Musisi yang dahulu punya nama panggung Rich Chigga ini juga pernah masuk daftar Forbes 30 under 30 tahun 2018. Brian masuk dalam kategori, Entertainment & Sports.

"Rasanya dari dulu sampai sekarang kayak enggak berasa juga sih. Rasanya kayak masih mimpi. Buat semua anak-anak yang nonton dan buat anak-anak yang dengerin lagu-algu aku juga semoga bisa mengikuti mimpinya," tutur Brian soal kesuksesannya.

Belum lama ini, wajah Brian terpampang di Times Square, New York. Layanan pengaliran musik Spotify mengiklankan single terbarunya yang bertajuk Yellow.

"Brian melambangkan, untuk kita, sebagai seorang anak muda yang berani merambah dunia dengan kariernya sendiri," kata Triawan Munaf. Selain bernyanyi, Brian juga adalah produser rekaman, penulis lagu, dan punya ketertarikan khusus pada dunia produksi film.

Dalam wawancara dengan majalah Rolling Stone, Juli 2017, Brian bercerita bagaimana ia belajar banyak hal dari internet. Bungsu dari empat bersaudara ini tak mengenyam pendidikan formal.

Sejak usia 11 tahun, Brian yang tumbuh di Jakarta Barat mulai mengakrabi internet dan mereguk manfaat. Lewat akses internet, ia belajar Bahasa Inggris, membuat musik, juga video. Berbagai platform ia coba. YouTube, Twitter, hingga Vine.

Brian merilis debut Living the Dream pada Juli 2015 lewat akun YouTube miliknya. Kemudian pada Februari 2016, debut singlenya Dat $tick jadi viral. Bahkan sederet rapper kondang mengakui kebolehannya.

Kini, Brian tinggal di Amerika Serikat. Ia tergabung dalam manajemen 88rising.

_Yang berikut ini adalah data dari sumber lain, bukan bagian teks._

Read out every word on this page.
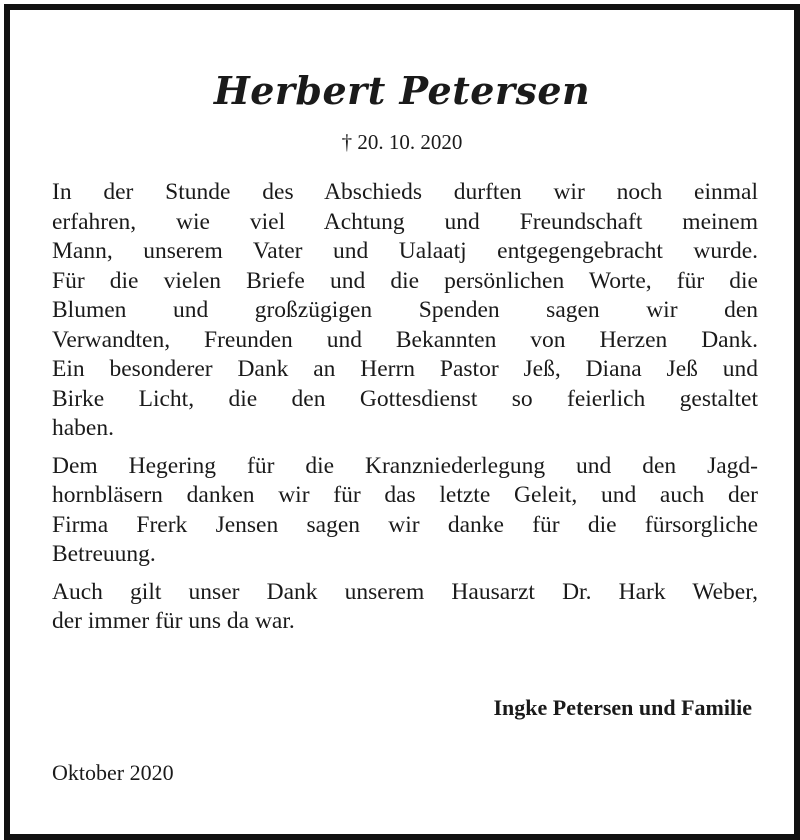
Herbert Petersen
† 20. 10. 2020

In der Stunde des Abschieds durften wir noch einmal
erfahren, wie viel Achtung und Freundschaft meinem
Mann, unserem Vater und Ualaatj entgegengebracht wurde.
Für die vielen Briefe und die persönlichen Worte, für die
Blumen und großzügigen Spenden sagen wir den
Verwandten, Freunden und Bekannten von Herzen Dank.
Ein besonderer Dank an Herrn Pastor Jeß, Diana Jeß und
Birke Licht, die den Gottesdienst so feierlich gestaltet
haben.

Dem Hegering für die Kranzniederlegung und den Jagd-
hornbläsern danken wir für das letzte Geleit, und auch der
Firma Frerk Jensen sagen wir danke für die fürsorgliche
Betreuung.

Auch gilt unser Dank unserem Hausarzt Dr. Hark Weber,
der immer für uns da war.

Ingke Petersen und Familie
Oktober 2020
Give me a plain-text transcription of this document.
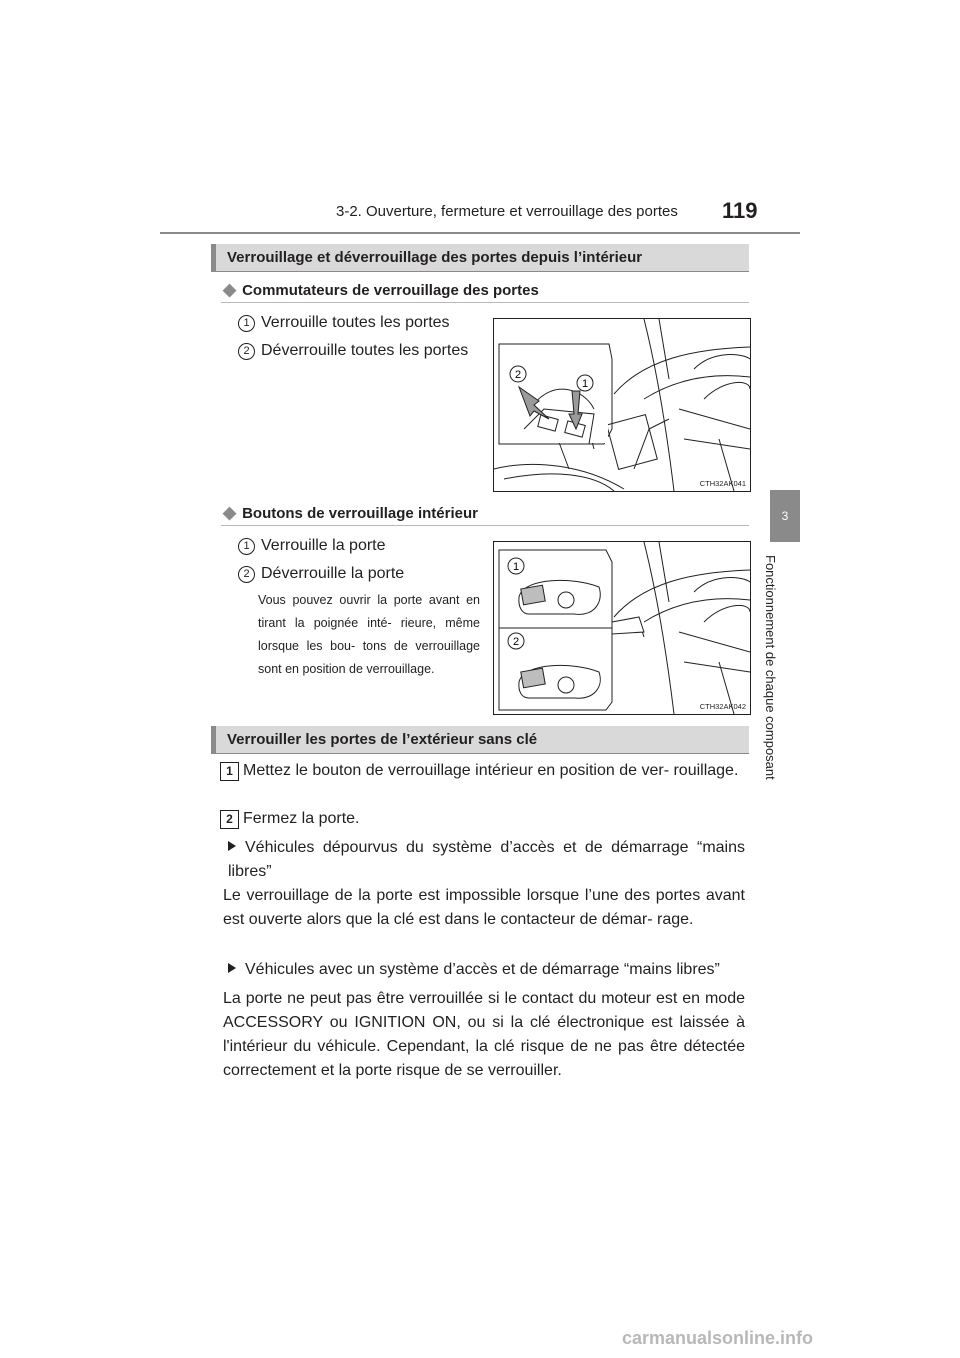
3-2. Ouverture, fermeture et verrouillage des portes 119
3
Fonctionnement de chaque composant
Verrouillage et déverrouillage des portes depuis l’intérieur
◆ Commutateurs de verrouillage des portes
1 Verrouille toutes les portes
2 Déverrouille toutes les portes
2
1
CTH32AK041
◆ Boutons de verrouillage intérieur
1 Verrouille la porte
2 Déverrouille la porte
Vous pouvez ouvrir la porte avant en tirant la poignée inté- rieure, même lorsque les bou- tons de verrouillage sont en position de verrouillage.
1
2
CTH32AK042
Verrouiller les portes de l’extérieur sans clé
1 Mettez le bouton de verrouillage intérieur en position de ver- rouillage.
2 Fermez la porte.
Véhicules dépourvus du système d’accès et de démarrage “mains libres”
Le verrouillage de la porte est impossible lorsque l’une des portes avant est ouverte alors que la clé est dans le contacteur de démar- rage.
Véhicules avec un système d’accès et de démarrage “mains libres”
La porte ne peut pas être verrouillée si le contact du moteur est en mode ACCESSORY ou IGNITION ON, ou si la clé électronique est laissée à l'intérieur du véhicule. Cependant, la clé risque de ne pas être détectée correctement et la porte risque de se verrouiller.
carmanualsonline.info
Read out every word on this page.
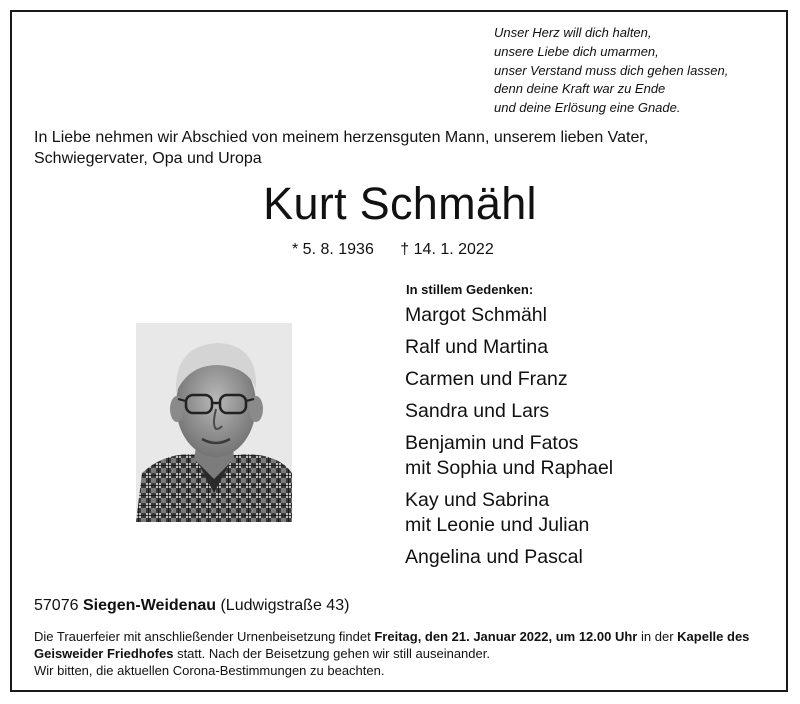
Unser Herz will dich halten,
unsere Liebe dich umarmen,
unser Verstand muss dich gehen lassen,
denn deine Kraft war zu Ende
und deine Erlösung eine Gnade.
In Liebe nehmen wir Abschied von meinem herzensguten Mann, unserem lieben Vater,
Schwiegervater, Opa und Uropa
Kurt Schmähl
* 5. 8. 1936 † 14. 1. 2022
In stillem Gedenken:
Margot Schmähl
Ralf und Martina
Carmen und Franz
Sandra und Lars
Benjamin und Fatos
mit Sophia und Raphael
Kay und Sabrina
mit Leonie und Julian
Angelina und Pascal
57076 Siegen-Weidenau (Ludwigstraße 43)
Die Trauerfeier mit anschließender Urnenbeisetzung findet Freitag, den 21. Januar 2022, um 12.00 Uhr in der Kapelle des Geisweider Friedhofes statt. Nach der Beisetzung gehen wir still auseinander.
Wir bitten, die aktuellen Corona-Bestimmungen zu beachten.
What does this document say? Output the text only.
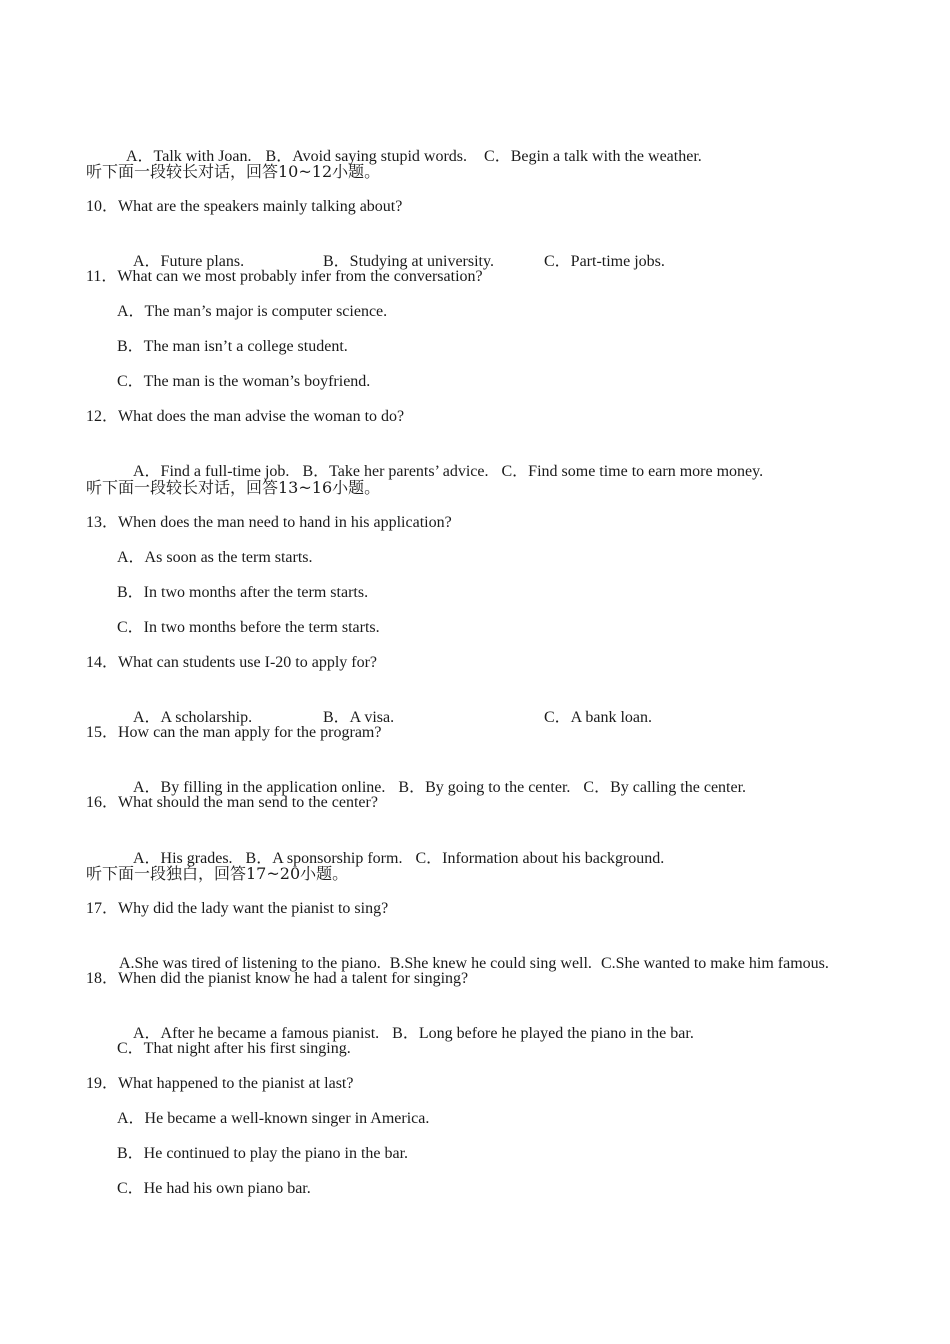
A．Talk with Joan. B．Avoid saying stupid words. C．Begin a talk with the weather.

听下面一段较长对话，回答10~12小题。
10．What are the speakers mainly talking about?

A．Future plans.	B．Studying at university.	C．Part-time jobs.

11．What can we most probably infer from the conversation?
A．The man’s major is computer science.
B．The man isn’t a college student.
C．The man is the woman’s boyfriend.
12．What does the man advise the woman to do?

A．Find a full-time job. B．Take her parents’ advice. C．Find some time to earn more money.

听下面一段较长对话，回答13~16小题。
13．When does the man need to hand in his application?
A．As soon as the term starts.
B．In two months after the term starts.
C．In two months before the term starts.
14．What can students use I-20 to apply for?

A．A scholarship.	B．A visa.	C．A bank loan.

15．How can the man apply for the program?

A．By filling in the application online. B．By going to the center. C．By calling the center.

16．What should the man send to the center?

A．His grades. B．A sponsorship form. C．Information about his background.

听下面一段独白，回答17~20小题。
17．Why did the lady want the pianist to sing?

A.She was tired of listening to the piano. B.She knew he could sing well. C.She wanted to make him famous.

18．When did the pianist know he had a talent for singing?

A．After he became a famous pianist. B．Long before he played the piano in the bar.

C．That night after his first singing.
19．What happened to the pianist at last?
A．He became a well-known singer in America.
B．He continued to play the piano in the bar.
C．He had his own piano bar.
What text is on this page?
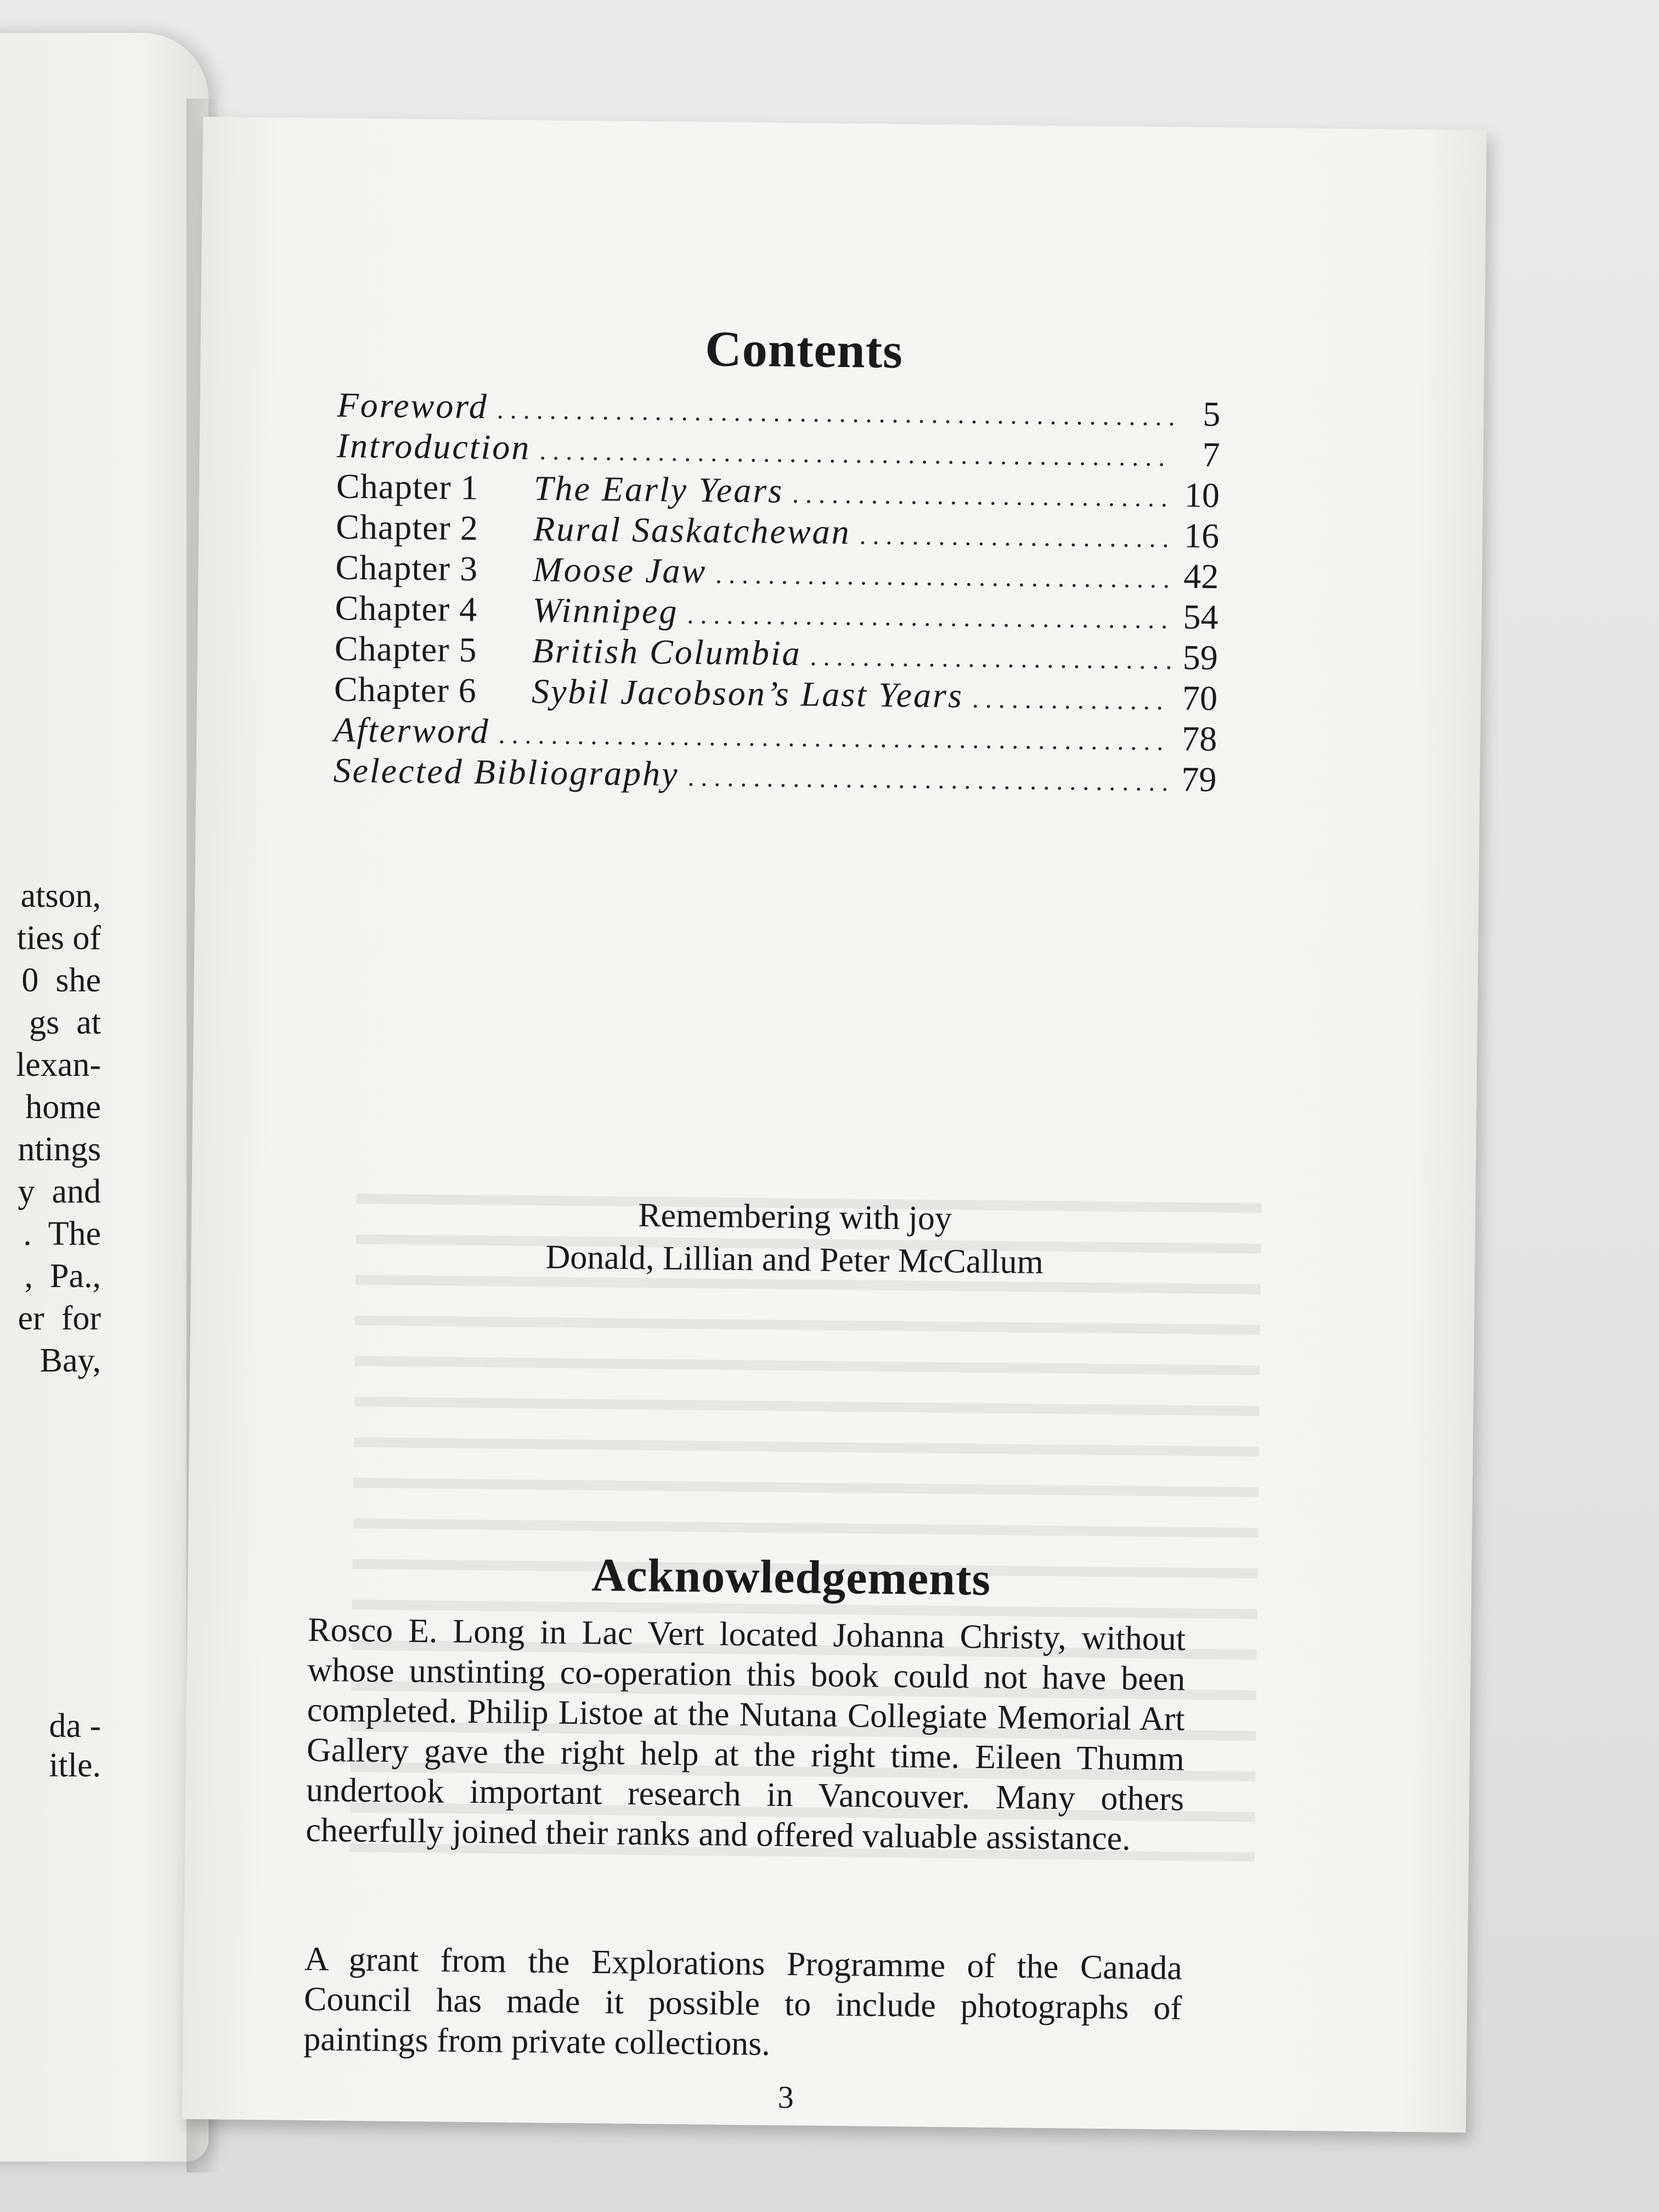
atson,
ties of
0  she
gs  at
lexan-
home
ntings
y  and
.  The
,  Pa.,
er  for
Bay,
da -
itle.
Contents
Foreword .....	5
Introduction .....	7
Chapter 1	The Early Years .....	10
Chapter 2	Rural Saskatchewan .....	16
Chapter 3	Moose Jaw .....	42
Chapter 4	Winnipeg .....	54
Chapter 5	British Columbia .....	59
Chapter 6	Sybil Jacobson’s Last Years .....	70
Afterword .....	78
Selected Bibliography .....	79
Remembering with joy
Donald, Lillian and Peter McCallum
Acknowledgements

Rosco E. Long in Lac Vert located Johanna Christy, without whose unstinting co-operation this book could not have been completed. Philip Listoe at the Nutana Collegiate Memorial Art Gallery gave the right help at the right time. Eileen Thumm undertook important research in Vancouver. Many others cheerfully joined their ranks and offered valuable assistance.

A grant from the Explorations Programme of the Canada Council has made it possible to include photographs of paintings from private collections.

3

Dalam pertemuan dengan Presiden, BEKRAF juga menyampaikan rencana kerja sama dengan 88rising. Lewat program ICINC, 5 vokalis solo terpilih akan ikut program pelatihan di Los Angeles, California.

"Nanti kita akan ada artis-artis Indonesia yang mendunia dengan karakternya sendiri-sendiri. Dengan kekuatannya sendiri. Bukan hanya show di Amerika tapi untuk tinggal dan berkarier di Amerika di bawah Managemen 88rising, manajemennya Brian di sana," papar Triawan.

88rising akan membantu mereka meramu single debut. Dalam kesempatan itu kelima musisi baru yang terpilih juga diajak memahami industri musik global.

88rising akan menggelar Head In The Clouds Music & Arts Festival pada 17 Agustus 2019 di Los Angeles State Historic Park, Amerika Serikat.

Selain Brian, manajemen ini juga menaungi sederet artis Asia lain. Salah satu yang terpopuler adalah Joji. Juga Niki yang asli Indonesia.